You should also ensure you shower thoroughly. As discussed, you need to rid your body of all traces of sunscreen unless you’re prepared to wash your clothing or bedsheets.
Alternatives to Sunscreen While Sleeping
The skin requires hydration overnight, especially if you’re based somewhere hot enough to need sunscreen regularly because hot, dry air or air conditioning can dry the skin.
Moisturizers and night creams can assist with rectifying skin damage caused by sunscreen.
Night creams contain products like retinol. However, the Journal of Drugs in Dermatology explained that retinol is an anti-aging ingredient, but the sun renders retinol ineffective.
Consider ‘wearing your food’ overnight. A homemade face mask from antioxidant-rich berries or other foods can counter the drying effects of the sun while you sleep.
Don’t use coconut oil as a combined sunscreen and night cream.

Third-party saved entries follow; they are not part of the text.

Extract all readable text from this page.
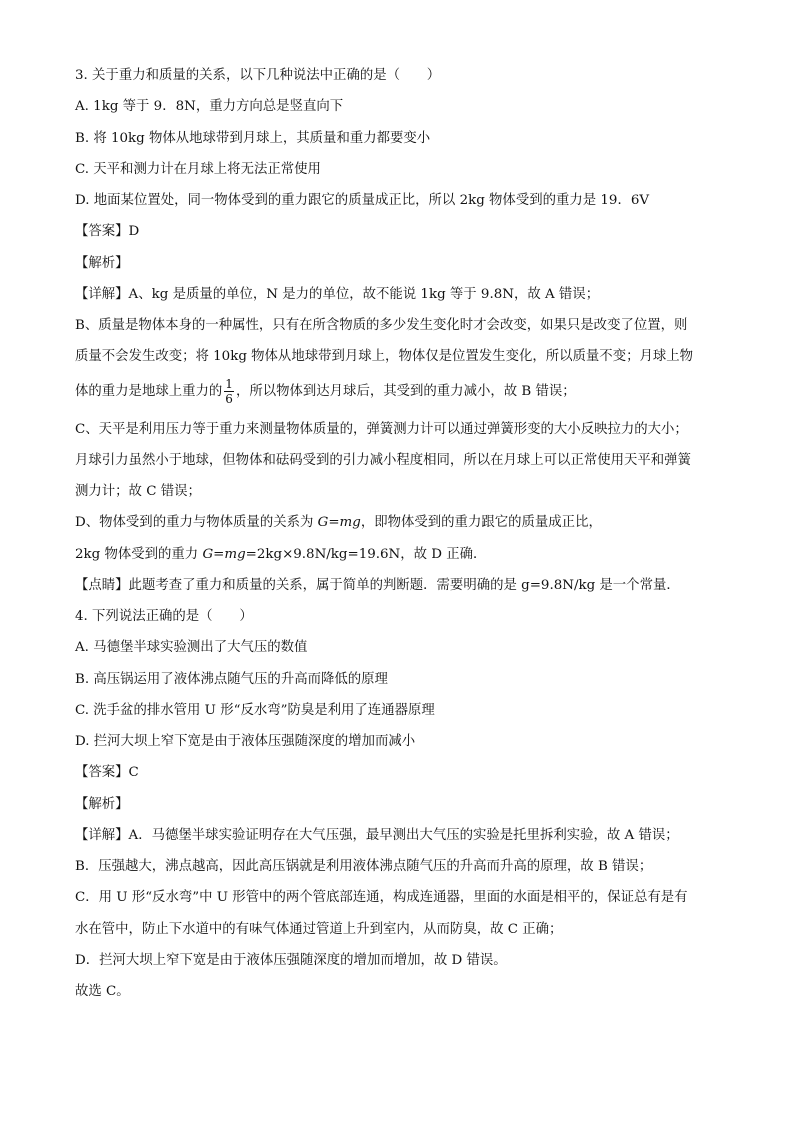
3. 关于重力和质量的关系，以下几种说法中正确的是（　　）
A. 1kg 等于 9．8N，重力方向总是竖直向下
B. 将 10kg 物体从地球带到月球上，其质量和重力都要变小
C. 天平和测力计在月球上将无法正常使用
D. 地面某位置处，同一物体受到的重力跟它的质量成正比，所以 2kg 物体受到的重力是 19．6V
【答案】D
【解析】
【详解】A、kg 是质量的单位，N 是力的单位，故不能说 1kg 等于 9.8N，故 A 错误；
B、质量是物体本身的一种属性，只有在所含物质的多少发生变化时才会改变，如果只是改变了位置，则
质量不会发生改变；将 10kg 物体从地球带到月球上，物体仅是位置发生变化，所以质量不变；月球上物
体的重力是地球上重力的 $\frac{1}{6}$ ，所以物体到达月球后，其受到的重力减小，故 B 错误；
C、天平是利用压力等于重力来测量物体质量的，弹簧测力计可以通过弹簧形变的大小反映拉力的大小；
月球引力虽然小于地球，但物体和砝码受到的引力减小程度相同，所以在月球上可以正常使用天平和弹簧
测力计；故 C 错误；
D、物体受到的重力与物体质量的关系为 G=mg，即物体受到的重力跟它的质量成正比，
2kg 物体受到的重力 G=mg=2kg×9.8N/kg=19.6N，故 D 正确．
【点睛】此题考查了重力和质量的关系，属于简单的判断题．需要明确的是 g=9.8N/kg 是一个常量．
4. 下列说法正确的是（　　）
A. 马德堡半球实验测出了大气压的数值
B. 高压锅运用了液体沸点随气压的升高而降低的原理
C. 洗手盆的排水管用 U 形“反水弯”防臭是利用了连通器原理
D. 拦河大坝上窄下宽是由于液体压强随深度的增加而减小
【答案】C
【解析】
【详解】A．马德堡半球实验证明存在大气压强，最早测出大气压的实验是托里拆利实验，故 A 错误；
B．压强越大，沸点越高，因此高压锅就是利用液体沸点随气压的升高而升高的原理，故 B 错误；
C．用 U 形“反水弯”中 U 形管中的两个管底部连通，构成连通器，里面的水面是相平的，保证总有是有
水在管中，防止下水道中的有味气体通过管道上升到室内，从而防臭，故 C 正确；
D．拦河大坝上窄下宽是由于液体压强随深度的增加而增加，故 D 错误。
故选 C。
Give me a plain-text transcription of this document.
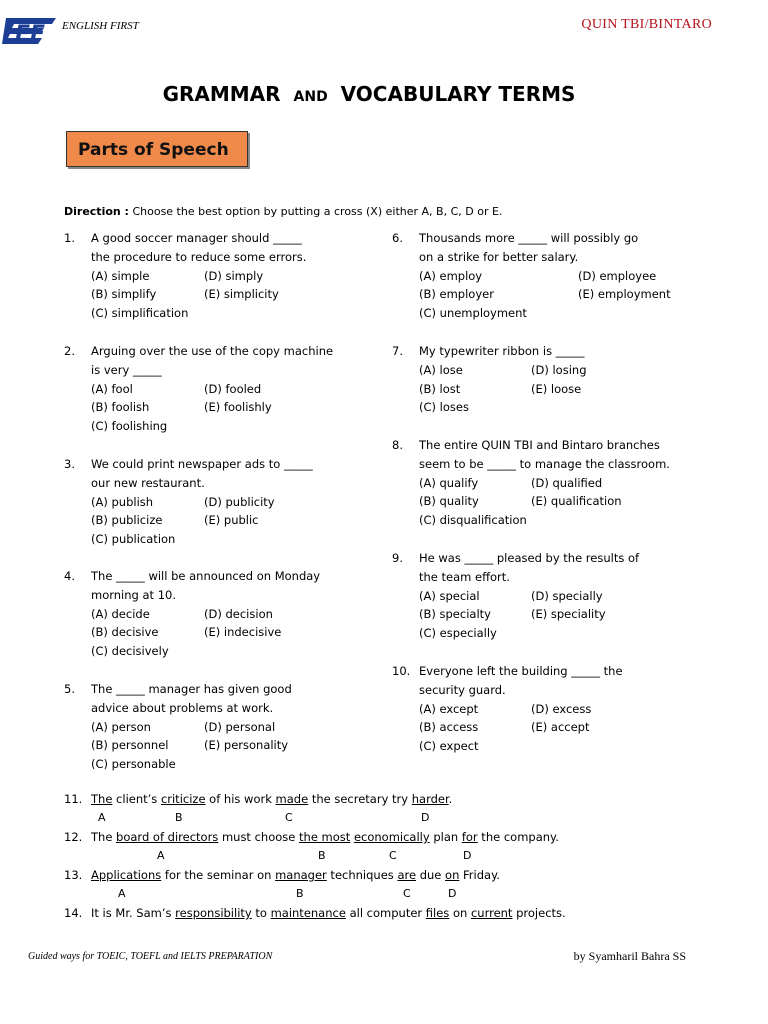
EF ENGLISH FIRST	QUIN TBI/BINTARO
GRAMMAR AND VOCABULARY TERMS
Parts of Speech
Direction : Choose the best option by putting a cross (X) either A, B, C, D or E.
1.	A good soccer manager should _____
the procedure to reduce some errors.
(A) simple	(D) simply
(B) simplify	(E) simplicity
(C) simplification
2.	Arguing over the use of the copy machine
is very _____
(A) fool	(D) fooled
(B) foolish	(E) foolishly
(C) foolishing
3.	We could print newspaper ads to _____
our new restaurant.
(A) publish	(D) publicity
(B) publicize	(E) public
(C) publication
4.	The _____ will be announced on Monday
morning at 10.
(A) decide	(D) decision
(B) decisive	(E) indecisive
(C) decisively
5.	The _____ manager has given good
advice about problems at work.
(A) person	(D) personal
(B) personnel	(E) personality
(C) personable
6.	Thousands more _____ will possibly go
on a strike for better salary.
(A) employ	(D) employee
(B) employer	(E) employment
(C) unemployment
7.	My typewriter ribbon is _____
(A) lose	(D) losing
(B) lost	(E) loose
(C) loses
8.	The entire QUIN TBI and Bintaro branches
seem to be _____ to manage the classroom.
(A) qualify	(D) qualified
(B) quality	(E) qualification
(C) disqualification
9.	He was _____ pleased by the results of
the team effort.
(A) special	(D) specially
(B) specialty	(E) speciality
(C) especially
10. Everyone left the building _____ the
security guard.
(A) except	(D) excess
(B) access	(E) accept
(C) expect
11. The client’s criticize of his work made the secretary try harder.
A	B	C	D
12. The board of directors must choose the most economically plan for the company.
A	B	C	D
13. Applications for the seminar on manager techniques are due on Friday.
A	B	C	D
14. It is Mr. Sam’s responsibility to maintenance all computer files on current projects.
Guided ways for TOEIC, TOEFL and IELTS PREPARATION	by Syamharil Bahra SS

The Sun Protection Factor (SPF) of coconut oil is insufficient to protect any skin type from prolonged exposure to the sun’s UV rays during the day. However, coconut oil can aid the skin’s recovery overnight.
Just because you shouldn’t leave sunscreen on overnight doesn’t mean you can avoid wearing it altogether. Sunscreen remains pivotal to the avoidance of skin damage caused by UV rays.
So, remove sunscreen from your face and body when sunshine is no longer a concern.